Material and Methods
We reviewed all charts of patients undergoing an anterior cervical discectomy and fusion (ACDF one, two, and three levels), utilizing the STALIF-C device and Osteocel + bone graft material. Data comprised patients from January 2012 to April 2014, with an average final imaging follow-up of 5 months. All patients underwent the ACDF by the same surgeon at the same institution. Fusion criteria were assessed primarily by thin cut CT scans with multimodal reconstructions, but also with dynamic X-rays if CT imaging was unavailable. We implemented a standardized CT fusion criteria, for which all images were read by an independent Board Certified Neuroradiologist. Criteria for fusion was based on a grade 1 to 5 scale (CT imaging), and/or no movement on dynamic X-rays of greater than 2 degrees.
Results
A total of 101 patients were included in the study, with imaging and clinical follow-up obtained in 101 patients (100%).
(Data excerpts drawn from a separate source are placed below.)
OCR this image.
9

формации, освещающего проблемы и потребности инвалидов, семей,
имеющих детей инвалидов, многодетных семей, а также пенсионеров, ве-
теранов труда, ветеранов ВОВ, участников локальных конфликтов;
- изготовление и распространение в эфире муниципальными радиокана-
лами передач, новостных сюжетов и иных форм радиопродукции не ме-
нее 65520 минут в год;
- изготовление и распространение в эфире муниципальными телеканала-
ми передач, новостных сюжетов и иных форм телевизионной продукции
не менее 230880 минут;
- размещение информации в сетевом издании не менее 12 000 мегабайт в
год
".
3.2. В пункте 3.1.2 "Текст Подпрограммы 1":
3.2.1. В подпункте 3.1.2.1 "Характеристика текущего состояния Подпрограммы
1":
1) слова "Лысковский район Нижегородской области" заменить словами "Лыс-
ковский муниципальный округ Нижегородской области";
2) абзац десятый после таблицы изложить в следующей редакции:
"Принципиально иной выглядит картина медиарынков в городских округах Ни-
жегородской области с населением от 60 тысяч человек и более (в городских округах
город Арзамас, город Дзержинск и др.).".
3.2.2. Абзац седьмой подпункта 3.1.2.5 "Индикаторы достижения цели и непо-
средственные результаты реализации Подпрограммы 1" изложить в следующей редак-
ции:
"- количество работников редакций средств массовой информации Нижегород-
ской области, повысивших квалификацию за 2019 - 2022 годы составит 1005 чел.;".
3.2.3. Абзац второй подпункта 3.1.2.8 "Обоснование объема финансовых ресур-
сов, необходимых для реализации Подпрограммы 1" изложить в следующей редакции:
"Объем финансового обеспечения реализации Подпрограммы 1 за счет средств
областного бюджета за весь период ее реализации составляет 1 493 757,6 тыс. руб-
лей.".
There were 39 males and 62 females, with an average age of 54. The break down in the number of levels treated was as follows: One level (49%), two levels (36%), and three levels (15%). Overall, 14% of the patients were active smokers, 11% had a history of former nicotine abuse, and 74% were nonsmokers. All the follow-up fusion assessments were done with thin cut CT scans with sagittal and coronal reconstructions, and dynamic X-rays. The fusion rates for the levels treated were as follows: one level (98%), two levels (94%), and three levels (87%). The integrated fusion rate was 95% without separating the procedures by levels. There were no incidents of hardware failure or break, with only one patient requiring a posterior cervical fusion for symptomatic pseudoarthrosis (multilevel fusion patient).
Conclusion
The STALIF-C integrated cervical fusion device, in conjunction with Osteocel + stem cell–derived bone graft material is a safe, effective, and reproducible fusion construct in the treatment of cervical degenerative disc disease. The rates of fusion, as compared with systematic meta-analyses in the literature, are comparable and in some cases superior to reported rates using standard cervical plating and cage constructs. To the best of our knowledge, this is the largest review analysis of any integrated cervical fusion device.